A balance sheet that displays both the numeric value of all entries and the percentage each entry is relative to the total value of related entries. On a common size balance sheet, an asset is compared to total assets, a liability to total liabilities and stockholder equity to total stockholder equity.

BREAKING DOWN 'Common Size Balance Sheet'

Common size balance sheets make it easier to analyze changes to a company’s balance sheet over multiple time periods. By indicating a percentage in addition to the actual entry value, analysts can tell not only if the total value of a company’s inventory increased in real terms compared to the previous year, but whether the inventory represents the same percentage of total assets.
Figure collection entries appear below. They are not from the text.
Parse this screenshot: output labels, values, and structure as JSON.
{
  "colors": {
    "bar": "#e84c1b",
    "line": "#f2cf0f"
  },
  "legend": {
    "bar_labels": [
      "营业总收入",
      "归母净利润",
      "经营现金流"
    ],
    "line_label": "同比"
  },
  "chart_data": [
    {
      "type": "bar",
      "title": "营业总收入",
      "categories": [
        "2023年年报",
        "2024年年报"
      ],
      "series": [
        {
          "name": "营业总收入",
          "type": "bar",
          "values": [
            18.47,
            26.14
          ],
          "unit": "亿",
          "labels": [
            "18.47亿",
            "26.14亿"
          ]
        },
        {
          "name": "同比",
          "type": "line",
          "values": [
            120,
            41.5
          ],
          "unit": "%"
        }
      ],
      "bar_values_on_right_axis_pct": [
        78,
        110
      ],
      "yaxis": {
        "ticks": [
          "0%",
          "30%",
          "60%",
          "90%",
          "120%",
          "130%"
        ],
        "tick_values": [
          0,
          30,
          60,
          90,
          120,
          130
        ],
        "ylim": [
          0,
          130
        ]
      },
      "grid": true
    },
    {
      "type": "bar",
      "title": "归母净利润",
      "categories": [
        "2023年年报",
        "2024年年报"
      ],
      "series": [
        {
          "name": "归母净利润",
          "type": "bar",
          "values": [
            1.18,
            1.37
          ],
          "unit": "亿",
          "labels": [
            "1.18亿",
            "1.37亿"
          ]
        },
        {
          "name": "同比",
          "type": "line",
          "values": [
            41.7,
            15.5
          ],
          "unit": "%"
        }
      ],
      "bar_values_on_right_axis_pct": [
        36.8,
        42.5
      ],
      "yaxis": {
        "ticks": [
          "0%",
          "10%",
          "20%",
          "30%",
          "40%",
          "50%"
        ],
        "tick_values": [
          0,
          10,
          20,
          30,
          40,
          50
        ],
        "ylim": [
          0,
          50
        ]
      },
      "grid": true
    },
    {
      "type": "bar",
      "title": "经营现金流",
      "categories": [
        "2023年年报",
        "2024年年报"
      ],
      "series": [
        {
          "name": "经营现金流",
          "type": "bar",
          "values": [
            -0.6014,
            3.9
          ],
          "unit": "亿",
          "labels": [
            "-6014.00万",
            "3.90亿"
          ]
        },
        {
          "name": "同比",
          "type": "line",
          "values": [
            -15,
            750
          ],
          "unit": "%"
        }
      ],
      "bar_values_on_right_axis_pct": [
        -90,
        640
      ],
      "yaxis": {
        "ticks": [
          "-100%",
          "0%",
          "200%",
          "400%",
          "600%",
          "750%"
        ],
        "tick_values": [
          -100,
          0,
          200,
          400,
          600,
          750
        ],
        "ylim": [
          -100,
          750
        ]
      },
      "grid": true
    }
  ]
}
Common size balance sheets are not a type of financial reporting required in GAAP, but are useful for business owners. In order to create the sheet, the business must first determine its total assets, total liabilities and total stockholder equity. The business then adds a column to its standard balance sheet that will contain the percentage of each item compared to the total. Each major entry type on the sheet is then divided by the total value of its category.

For example, if a company’s total assets is $6.8 million (the numbers in the chart are quoted in thousands) and the amount of cash it has on hand is $1 million, then cash represents approximately 15% of total assets ($1 million / $6.8 million x 100). This figure can then be compared to the previous year. In the above case, cash has decreased relative to total assets compared to the previous year.